Healthcheck Probes
Each AIStor server process exposes unauthenticated endpoints for probing server uptime and deployment high availability for simple healthchecks. These endpoints return an HTTP status code indicating whether the underlying resource is healthy or satisfies read/write quorum. The server exposes no other data through these endpoints.
AIStor liveness
Use the following endpoint to test if the specified AIStor server is up and ready to serve requests:
curl -I https://aistor.example.net:9000/minio/health/live
Replace https://aistor.example.net:9000
with the DNS hostname and port of the server to check.
A response code of 200 OK
indicates the server is online and functional.
Any other HTTP codes indicate an issue with reaching the server, such as a transient network issue or potential downtime.
The healthcheck probe alone cannot determine if the server is offline - only that the current host machine cannot reach the server.
Consider configuring a Prometheus alert using the minio_cluster_servers_offline_total
metric to detect whether one or more AIStor Server servers are offline.
Cluster write quorum
Use the following endpoint to test if an AIStor deployment has write quorum:
curl -I https://aistor.example.net:9000/minio/health/cluster
Replace https://aistor.example.net:9000
with the DNS hostname and port of any server in the deployment to check.
For clusters using a load balancer to manage incoming connections, specify the hostname for the load balancer.
A response code of 200 OK
indicates that the deployment has sufficient servers online to meet write quorum.
A response code of 503 Service Unavailable
indicates the deployment does not currently have write quorum.
The healthcheck probe alone cannot determine if the server is offline or processing write operations normally - only whether enough servers are online to meet write quorum requirements based on the configured erasure code parity.
Consider configuring a Prometheus alert using one of the following metrics to detect potential issues or errors on the cluster:
minio_cluster_servers_offline_total
to alert if one or more servers are offline.minio_server_drive_free_bytes
to alert if the deployment is running low on free drive space.
Cluster read quorum
Use the following endpoint to test if an AIStor deployment has read quorum:
curl -I https://aistor.example.net:9000/minio/health/cluster/read
Replace https://aistor.example.net:9000
with the DNS hostname and port of a server in the deployment to check.

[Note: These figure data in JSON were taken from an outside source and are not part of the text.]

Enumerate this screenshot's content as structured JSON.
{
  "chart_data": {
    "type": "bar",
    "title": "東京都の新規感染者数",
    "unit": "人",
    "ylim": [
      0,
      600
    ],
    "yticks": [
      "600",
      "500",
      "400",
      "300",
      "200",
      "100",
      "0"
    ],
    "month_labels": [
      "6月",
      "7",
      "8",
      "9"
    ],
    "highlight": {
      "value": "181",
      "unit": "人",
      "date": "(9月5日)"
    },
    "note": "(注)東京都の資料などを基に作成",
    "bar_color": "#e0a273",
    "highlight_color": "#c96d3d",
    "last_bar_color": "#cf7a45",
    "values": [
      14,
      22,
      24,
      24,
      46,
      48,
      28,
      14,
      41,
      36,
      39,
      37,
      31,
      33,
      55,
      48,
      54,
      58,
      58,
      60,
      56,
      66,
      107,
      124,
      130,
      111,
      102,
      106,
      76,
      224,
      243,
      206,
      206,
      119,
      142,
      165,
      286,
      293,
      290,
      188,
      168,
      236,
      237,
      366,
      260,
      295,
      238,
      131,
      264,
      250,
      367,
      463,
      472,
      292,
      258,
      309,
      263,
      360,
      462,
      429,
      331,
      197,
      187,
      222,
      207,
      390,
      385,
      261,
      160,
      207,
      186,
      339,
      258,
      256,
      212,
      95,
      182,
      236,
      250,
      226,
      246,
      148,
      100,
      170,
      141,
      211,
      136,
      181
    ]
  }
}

For clusters using a load balancer to manage incoming connections, specify the hostname for the load balancer.
A response code of 200 OK
indicates that the deployment has sufficient servers online to meet read quorum.
A response code of 503 Service Unavailable
indicates the deployment does not currently have read quorum.
The healthcheck probe alone cannot determine if the server is offline or processing read operations normally - only whether enough servers are online to meet read quorum requirements based on the configured erasure code parity.
Consider configuring a Prometheus alert using the minio_cluster_servers_offline_total
metric to detect whether one or more servers are offline.
Cluster maintenance check
Use the following endpoint to test if an AIStor deployment can maintain both read and write if the specified server is taken down for maintenance:
curl -I https://aistor.example.net:9000/minio/health/cluster?maintenance=true
Replace https://aistor.example.net:9000
with the DNS hostname and port of a server in the deployment to check.
For clusters using a load balancer to manage incoming connections, specify the hostname for the load balancer.
A response code of 200 OK
indicates that the deployment has sufficient servers online to meet write quorum.
A response code of 412 Precondition Failed
indicates the deployment will lose quorum if the server goes offline.
The healthcheck probe alone cannot determine if the server is offline - only whether enough servers will be online after taking the server down for maintenance to meet read and write quorum requirements based on the configured erasure code parity.
Consider configuring a Prometheus alert using the minio_cluster_servers_offline_total
metric to detect whether one or more servers are offline.